Vectors can be indexed, and we can view them as a function i -> v[i] defined on the indexing set. We can also define basis vectors b_i, such that b_i[j] is 1 at index j=i and 0 otherwise. Any vector can be written as a weighted sum of basis vectors, with the vector components as coefficients:

v = Σ_i v[i] b_i

where Σ_i represents summation over the index i.

Matrices can be indexed with two indices, and this is closely related to vector indexing: For a matrix M, we have

M[i, j] = (M b_j)[i]

Each column of the matrix represents its output for a certain basis vector as input. By writing a vector as a sum of basis vectors and using linearity, we get the well-known matrix-vector multiplication formula:

(M v)[i] = Σ_j M[i, j] v[j]

burnished · on July 6, 2021

Can you link to context for this? I learned both in linear algebra, so it seems like either would be just as 'expected'.

mixedmath · on July 6, 2021

Here's a concrete example. The first matrix in the post is f = [[1, 1, 1], [1, 1, 1], [1, 1, 1]].

In linear algebra, we would interpret this as a linear map. A true equation would be f([1, 2, 3]^T) = [6, 6, 6]^T (where I'm using ^T to mean "transpose to a column vector").

But here, the author means f(1, 2) = 1, i.e. the (1,2) coordinate of the matrix is 1.

burnished · on July 6, 2021

Thank you! Yes, I agree, thank you for explaining that to me.

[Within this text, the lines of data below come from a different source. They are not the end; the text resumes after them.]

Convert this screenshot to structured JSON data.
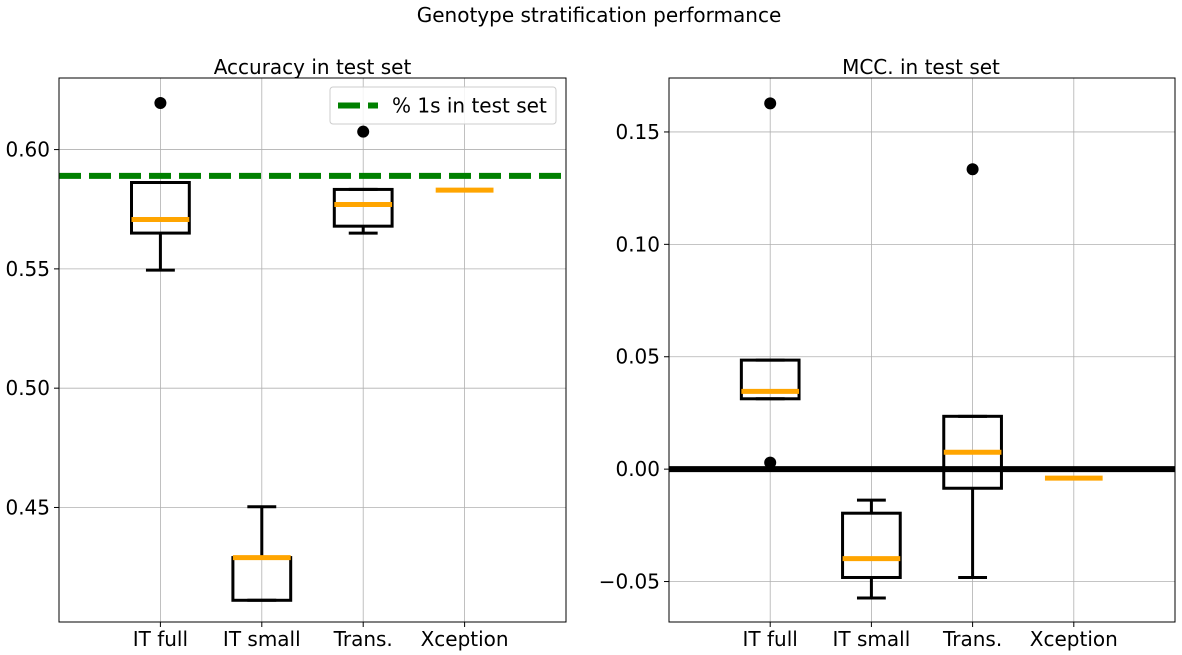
{
  "figure": {
    "title": "Genotype stratification performance"
  },
  "chart_data": [
    {
      "type": "box",
      "title": "Accuracy in test set",
      "categories": [
        "IT full",
        "IT small",
        "Trans.",
        "Xception"
      ],
      "ylim": [
        0.402,
        0.63
      ],
      "yticks": [
        0.45,
        0.5,
        0.55,
        0.6
      ],
      "ytick_labels": [
        "0.45",
        "0.50",
        "0.55",
        "0.60"
      ],
      "grid": true,
      "boxes": [
        {
          "category": "IT full",
          "whisker_low": 0.5495,
          "q1": 0.565,
          "median": 0.5707,
          "q3": 0.5862,
          "whisker_high": 0.5862,
          "fliers": [
            0.6195
          ]
        },
        {
          "category": "IT small",
          "whisker_low": 0.4111,
          "q1": 0.4111,
          "median": 0.429,
          "q3": 0.429,
          "whisker_high": 0.4503,
          "fliers": []
        },
        {
          "category": "Trans.",
          "whisker_low": 0.565,
          "q1": 0.5679,
          "median": 0.577,
          "q3": 0.5833,
          "whisker_high": 0.5833,
          "fliers": [
            0.6075
          ]
        },
        {
          "category": "Xception",
          "whisker_low": 0.583,
          "q1": 0.583,
          "median": 0.583,
          "q3": 0.583,
          "whisker_high": 0.583,
          "fliers": []
        }
      ],
      "reference_line": {
        "label": "% 1s in test set",
        "y": 0.589,
        "color": "#008000",
        "style": "dashed"
      },
      "legend_position": "top-right",
      "colors": {
        "box": "#000000",
        "median": "#ffa500",
        "flier": "#000000",
        "grid": "#b0b0b0"
      }
    },
    {
      "type": "box",
      "title": "MCC. in test set",
      "categories": [
        "IT full",
        "IT small",
        "Trans.",
        "Xception"
      ],
      "ylim": [
        -0.068,
        0.174
      ],
      "yticks": [
        -0.05,
        0.0,
        0.05,
        0.1,
        0.15
      ],
      "ytick_labels": [
        "−0.05",
        "0.00",
        "0.05",
        "0.10",
        "0.15"
      ],
      "grid": true,
      "boxes": [
        {
          "category": "IT full",
          "whisker_low": 0.0313,
          "q1": 0.0313,
          "median": 0.0346,
          "q3": 0.0485,
          "whisker_high": 0.0485,
          "fliers": [
            0.1627,
            0.0029
          ]
        },
        {
          "category": "IT small",
          "whisker_low": -0.0573,
          "q1": -0.0482,
          "median": -0.0398,
          "q3": -0.0196,
          "whisker_high": -0.0138,
          "fliers": []
        },
        {
          "category": "Trans.",
          "whisker_low": -0.0482,
          "q1": -0.0085,
          "median": 0.0075,
          "q3": 0.0235,
          "whisker_high": 0.0235,
          "fliers": [
            0.1334
          ]
        },
        {
          "category": "Xception",
          "whisker_low": -0.004,
          "q1": -0.004,
          "median": -0.004,
          "q3": -0.004,
          "whisker_high": -0.004,
          "fliers": []
        }
      ],
      "reference_line": {
        "label": "",
        "y": 0.0,
        "color": "#000000",
        "style": "solid"
      },
      "colors": {
        "box": "#000000",
        "median": "#ffa500",
        "flier": "#000000",
        "grid": "#b0b0b0"
      }
    }
  ]
}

wildmanx · on July 6, 2021

And interestingly, both are connected. If d_i somewhat hand-wavingly expresses the vector d_i = (0, ..., 0, 1, 0, ... 0) with the 1 at position i, then given matrix M you can do

f(i, j) := d_i^T * M * d_j

The RHS is using classical matrix multiplication, and the function value will be the matrix' entry at column i, row j.